Many people would have also seen this boy on the street, and dismissed him like we ordinarily do when we see the poor and destitute on the streets. Only when one individual was affected by the boy and his condition – that individual chose to act. The individual who we know nothing off made a video and posted it online. I am not aware if the individual who recorded the video chose to help the boy. My first inkling if I see a semi-frozen child shaking violently is not to make a video, but to get him some help, to give him some food and to get him some warmth. A rational first inkling wouldn’t be to make a video and post it online. One can assume – even if it is a bit of a stretch – that if some help was given to the boy by the video maker he or she would have shared that too. Yet, to give the benefit of the doubt I am going to argue that for whatever reason that person did not have any other recourse. I am going to think that that person couldn’t help that boy in any other way beyond what he or she did.

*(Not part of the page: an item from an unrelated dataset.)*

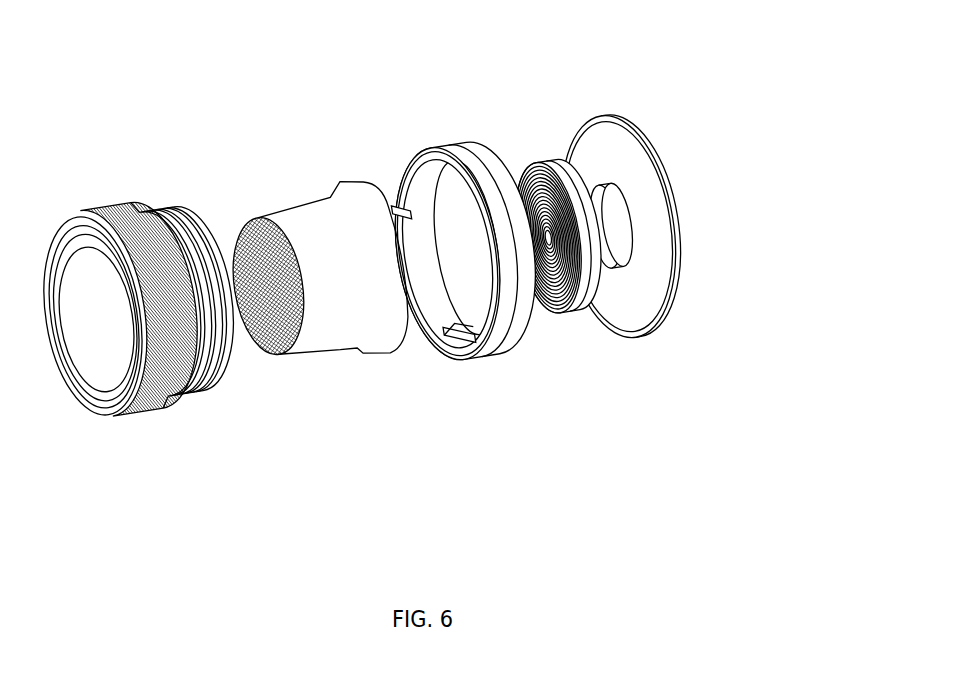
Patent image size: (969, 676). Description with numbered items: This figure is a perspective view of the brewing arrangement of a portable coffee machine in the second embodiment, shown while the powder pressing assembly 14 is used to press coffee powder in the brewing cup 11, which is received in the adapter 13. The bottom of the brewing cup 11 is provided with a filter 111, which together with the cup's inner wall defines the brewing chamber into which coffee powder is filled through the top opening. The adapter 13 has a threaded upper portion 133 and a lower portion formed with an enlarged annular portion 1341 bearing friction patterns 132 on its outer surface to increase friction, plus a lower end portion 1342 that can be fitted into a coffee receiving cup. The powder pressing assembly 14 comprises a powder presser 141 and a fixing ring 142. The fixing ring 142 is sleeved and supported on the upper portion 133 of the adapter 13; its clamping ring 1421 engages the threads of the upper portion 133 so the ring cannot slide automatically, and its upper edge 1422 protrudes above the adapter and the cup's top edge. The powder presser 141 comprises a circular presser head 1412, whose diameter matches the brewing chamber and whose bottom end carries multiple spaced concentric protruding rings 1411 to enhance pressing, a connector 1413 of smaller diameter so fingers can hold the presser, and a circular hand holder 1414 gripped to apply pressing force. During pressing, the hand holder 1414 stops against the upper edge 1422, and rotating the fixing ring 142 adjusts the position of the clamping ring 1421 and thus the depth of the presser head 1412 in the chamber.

Now, why did this boy affect us so much and not all those bystanders on that street? I am going to argue this was because that boy on that street for those walking was a routine occurrence. We are all so used to seeing someone suffering on the street. We also are all so used to doing nothing about said suffering. Yet, when that boy was presented to us on social media, where we like to think highly of ourselves and also which is our exclusive domain away from such things, it touched us and got to us. We had to act. It was as much a display of sympathy as it was a feature of our own human psychology. There probably were other such unfortunate souls on the street that day too. In a country where poverty is so rampant why wouldn’t they be? Yet, they continue to remain invisible for us. Forgotten into the pits of our selective amnesia.

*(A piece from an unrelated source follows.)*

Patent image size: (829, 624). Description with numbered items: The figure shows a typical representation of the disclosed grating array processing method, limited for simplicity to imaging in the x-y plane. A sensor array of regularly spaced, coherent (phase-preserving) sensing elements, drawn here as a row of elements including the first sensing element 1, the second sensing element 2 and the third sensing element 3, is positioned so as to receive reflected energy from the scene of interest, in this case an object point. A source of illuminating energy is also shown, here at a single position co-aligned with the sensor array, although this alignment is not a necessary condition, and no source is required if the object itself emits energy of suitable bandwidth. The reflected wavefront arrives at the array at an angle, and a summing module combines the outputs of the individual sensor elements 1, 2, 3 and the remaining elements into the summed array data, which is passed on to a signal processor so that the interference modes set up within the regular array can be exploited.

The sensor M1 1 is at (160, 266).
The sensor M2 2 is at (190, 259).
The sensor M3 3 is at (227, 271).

I can’t fault anyone who like myself felt sorry for that boy, or who wanted to help him. I felt the same. It is strange that what we see often rarely affects us any more. We see people suffering on the street too often so we ignore it. We see people suffering on social media rarely so we act. Maybe our real problem isn’t that boy who was suffering on the street that day, it is our indifference which lets so many like him suffer in silence, while we pick one case that is brought to us, try to do something about it or express remorse and move on feeling good about ourselves for nor real reason.